Myopia is also a problem with some drivers at night. This is commonly known as “shortsightedness” and can also apply to the young. The pupil of the eye will enlarge in night light and sometimes throw the eye out of focus. If you note any type of blurring or lack of focus at night, regardless of your age, make an appointment for an eye examination. If the problem is serious enough, the optometrist or ophthalmologist can require your driver’s license to state you can only drive during the day. Age-related glaucoma, macular degeneration and diabetic retinopathy can also present problems. If there is any doubt in your mind about your night vision, don’t drive at night.
It is also important to have your windshield clean, inside and out, and also your glasses if you wear them. Wipe off your headlights and if they are very dirty, wash them. Make sure they are aligned properly. In the winter, be sure that you remove all snow. Make sure your windshield wipers are working properly. If there is frost or ice on your windshield, make sure you de-ice it by scraping or using a de-icer before you start to drive.
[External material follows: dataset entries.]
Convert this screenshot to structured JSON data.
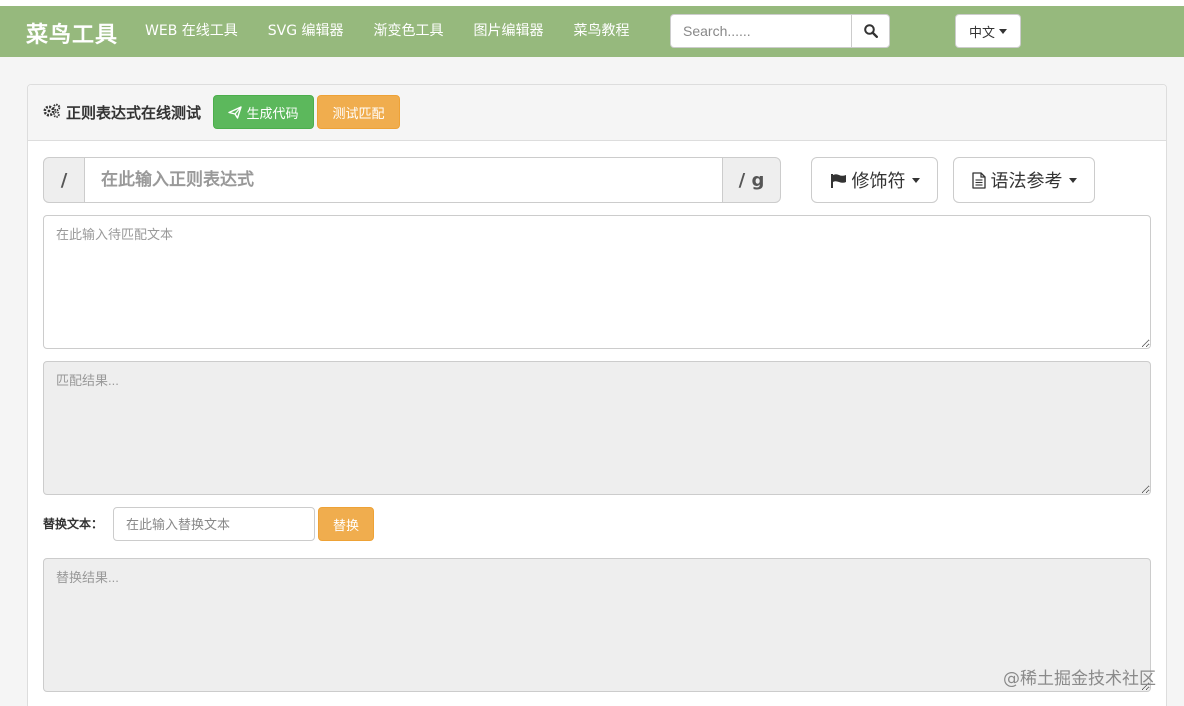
{
  "navbar": {
    "brand": "菜鸟工具",
    "links": [
      "WEB 在线工具",
      "SVG 编辑器",
      "渐变色工具",
      "图片编辑器",
      "菜鸟教程"
    ],
    "search_placeholder": "Search......",
    "language": "中文",
    "background_color": "#96b97d"
  },
  "panel": {
    "title": "正则表达式在线测试",
    "generate_code_label": "生成代码",
    "test_match_label": "测试匹配"
  },
  "regex": {
    "prefix": "/",
    "placeholder": "在此输入正则表达式",
    "flags": "/ g",
    "modifier_label": "修饰符",
    "syntax_label": "语法参考"
  },
  "input_text": {
    "placeholder": "在此输入待匹配文本"
  },
  "match_result": {
    "placeholder": "匹配结果..."
  },
  "replace": {
    "label": "替换文本：",
    "placeholder": "在此输入替换文本",
    "button_label": "替换",
    "result_placeholder": "替换结果..."
  },
  "watermark": "@稀土掘金技术社区",
  "colors": {
    "success": "#5cb85c",
    "warning": "#f0ad4e"
  },
  "icons": [
    "search-icon",
    "gears-icon",
    "paper-plane-icon",
    "flag-icon",
    "file-text-icon",
    "chevron-down-icon"
  ]
}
It is easier at night to feel sleepy when driving, so pull over if this happens. If you are on a long trip at night, take frequent breaks, walk around, have a cup of coffee. A lot of drivers try to travel a great distance at night, and this isn’t always wise. Distance looks very different at night, so it is best to drive within the distance of your headlights. Dim your headlights for oncoming cars also, and since night distance is difficult to judge, don’t follow too closely to the car ahead of you. Of course, in inclement weather, drive slowly. It is also very difficult to see pedestrians and bicyclists at night even in good weather.
Sometimes the headlights of oncoming cars give out a “halo effect” and some companies market night-driving glasses which they claim will solve the problem. This may be true, but generally, any type of tinted glasses will also dim your general visibility. If the oncoming lights bother you, look slightly at the side of the road. Dim your lights for oncoming cars so you won’t blind the driver. Regardless of the driving conditions, be aware.